Кряквин невнятно гмыкнул, устроился поудобней в шезлонге и стал читать. Михеев, чтобы не следить за выражением его лица, спустился с веранды в сад. Начал, заложив руки за спину, прохаживаться по хрустящей дорожке. Остановился возле клумбы, сорвал какой-то цветок и понюхал его. Зудко гудели пчелы. Листья деревьев недвижно томились в безветрии. Над садом, высоко-высоко, сшивая ниткой инверсионного следа пушистые облака, искрилась крохотная иголка реактивного самолета. Михеев смотрел ему вслед и вдруг отчетливо и резко представил себя в кабине истребителя… Закашиваясь по кругу, рванулась навстречу пока еще далекая земля… Рука послушно выбрала сектор газа… Истребитель, прокалывая легкую облачную вату, штопором вывинчивался из высоты… Стрелка прибора валилась и валилась влево, и совсем уже близко ударил по глазам отразившийся от реки, что плавно обогнула аэродром, солнечный всплеск…
— Иван Андреевич! — услышал Михеев голос Кряквина. — Идите, я прочитал!
— Иду… — отозвался Михеев и с какой-то щемящей тоской посмотрел еще раз в небо. Белый след в нем теперь стал пошире и походил уже на чей-то диковинно распушившийся хвост.
— Прочитал я… — повторил Кряквин, когда Михеев, включив по пути вентилятор, сел напротив него в заскрипевший шезлонг.
— И что?
— Честно?
— Да уж хотелось бы, чтобы честно… — не мигая, ответил Михеев.

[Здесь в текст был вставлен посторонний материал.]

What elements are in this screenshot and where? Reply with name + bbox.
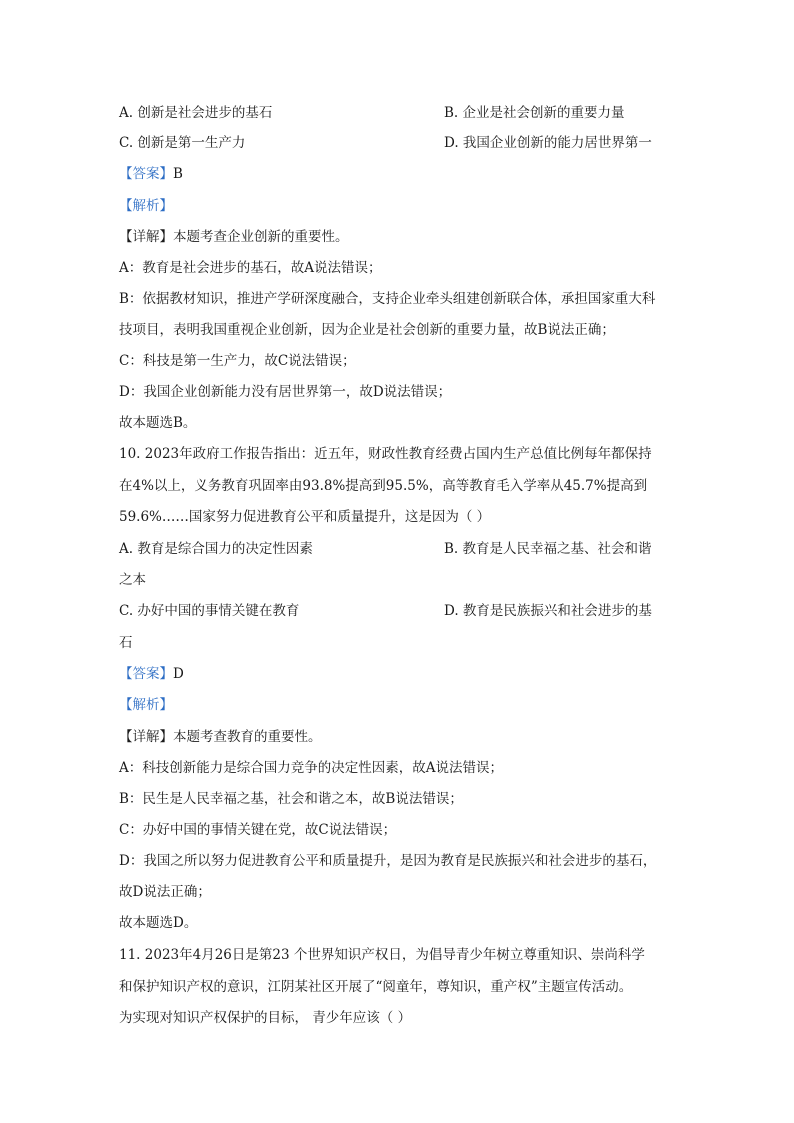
q9-option-c: C. 创新是第一生产力 xyxy=(119,135,246,151)
q9-option-b: B. 企业是社会创新的重要力量 xyxy=(444,105,625,121)
q10-answer xyxy=(119,664,184,684)
q10-stem-line: 在4%以上，义务教育巩固率由93.8%提高到95.5%，高等教育毛入学率从45.7%提高到 xyxy=(119,478,648,494)
q10-option-d-cont: 石 xyxy=(119,635,133,651)
q11-stem-line: 为实现对知识产权保护的目标， 青少年应该（ ） xyxy=(119,1010,412,1026)
detail-intro: 本题考查企业创新的重要性。 xyxy=(173,229,349,245)
q10-option-b-cont: 之本 xyxy=(119,572,146,588)
q9-detail-line: A：教育是社会进步的基石，故A说法错误； xyxy=(119,260,382,276)
q9-analysis-tag: 【解析】 xyxy=(119,198,173,214)
q9-option-d: D. 我国企业创新的能力居世界第一 xyxy=(444,135,652,151)
q10-option-c: C. 办好中国的事情关键在教育 xyxy=(119,603,300,619)
q9-detail-line: 故本题选B。 xyxy=(119,415,197,431)
q10-option-b: B. 教育是人民幸福之基、社会和谐 xyxy=(444,541,652,557)
q10-stem-line: 10. 2023年政府工作报告指出：近五年，财政性教育经费占国内生产总值比例每年都保持 xyxy=(119,446,652,462)
q11-stem-line: 和保护知识产权的意识，江阴某社区开展了“阅童年，尊知识，重产权”主题宣传活动。 xyxy=(119,979,633,995)
answer-tag: 【答案】 xyxy=(119,166,173,182)
q9-answer xyxy=(119,164,183,184)
detail-tag: 【详解】 xyxy=(119,229,173,245)
q10-detail-line: B：民生是人民幸福之基，社会和谐之本，故B说法错误； xyxy=(119,791,463,807)
q9-detail-line: 技项目，表明我国重视企业创新，因为企业是社会创新的重要力量，故B说法正确； xyxy=(119,322,615,338)
q9-option-a: A. 创新是社会进步的基石 xyxy=(119,105,273,121)
answer-value: D xyxy=(173,666,184,682)
answer-tag: 【答案】 xyxy=(119,666,173,682)
q9-detail-line: C：科技是第一生产力，故C说法错误； xyxy=(119,353,356,369)
q10-detail-line: 故本题选D。 xyxy=(119,915,198,931)
q10-option-a: A. 教育是综合国力的决定性因素 xyxy=(119,541,313,557)
q10-option-d: D. 教育是民族振兴和社会进步的基 xyxy=(444,603,652,619)
q10-detail-line: 故D说法正确； xyxy=(119,884,211,900)
q10-stem-line: 59.6%……国家努力促进教育公平和质量提升，这是因为（ ） xyxy=(119,509,491,525)
q10-detail-line: C：办好中国的事情关键在党，故C说法错误； xyxy=(119,822,397,838)
q10-detail xyxy=(119,727,322,747)
q9-detail xyxy=(119,227,349,247)
q9-detail-line: B：依据教材知识，推进产学研深度融合，支持企业牵头组建创新联合体，承担国家重大科 xyxy=(119,291,656,307)
q10-detail-line: A：科技创新能力是综合国力竞争的决定性因素，故A说法错误； xyxy=(119,760,503,776)
q10-analysis-tag: 【解析】 xyxy=(119,697,173,713)
answer-value: B xyxy=(173,166,183,182)
detail-intro: 本题考查教育的重要性。 xyxy=(173,729,322,745)
q11-stem-line: 11. 2023年4月26日是第23 个世界知识产权日，为倡导青少年树立尊重知识、崇尚科学 xyxy=(119,947,645,963)
q10-detail-line: D：我国之所以努力促进教育公平和质量提升，是因为教育是民族振兴和社会进步的基石， xyxy=(119,853,657,869)
detail-tag: 【详解】 xyxy=(119,729,173,745)
q9-detail-line: D：我国企业创新能力没有居世界第一，故D说法错误； xyxy=(119,384,452,400)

— Удивили вы меня, Иван Андреевич.
— Чем же?
— Одинаковостью.
— То есть?
— Вы написали здесь почти слово в слово то, о чем я собираюсь говорить на активе.
— Ну… в этом как раз и нет ничего удивительного…
— Не понял…
— Я сделал это на основании тех ваших расчетов, из-за которых мы тогда с вами неделю не разговаривали…
— Вы не разговаривали со мной, а не я с вами, — уточнил Кряквин.
— Да, да… — сказал Михеев.
— Вот так! — Кряквин поднялся, заскрипев шезлонгом, и прошелся по веранде. — Почему же тогда… ты все-таки не выступил, Иван? — Он с прищуром уставился на Михеева.
Возникла короткая пауза.
— Вот об этом, Алексей Егорович, мы сейчас и поговорим.
— Давно бы пора.
— Только давайте договоримся сразу… Без нервов.
— Попытаюсь, — вздохнул носом Кряквин. — Не обращайте на мои эмоции внимания.
— Попытаюсь… — одной щекой улыбнулся Михеев. — Я выступил тогда, Алексей… Выступил. Только не там, не на том совещании…
— А где же?
— Это не важно сейчас… — Михеев на мгновение прикрыл ладонью глаза, вспомнив ту ночь на квартире у Веры Владимировны. — И хорошо наказал себя за свою слабость…
— Ты струсил, Иван… Вот что!
— Вряд ли…
— Обезопасил себя, да?
— В какой-то мере… А ты можешь сформулировать, что такое мужество?
— Я? — переспросил Кряквин. — А зачем его формулировать?.. Если оно есть, так оно есть.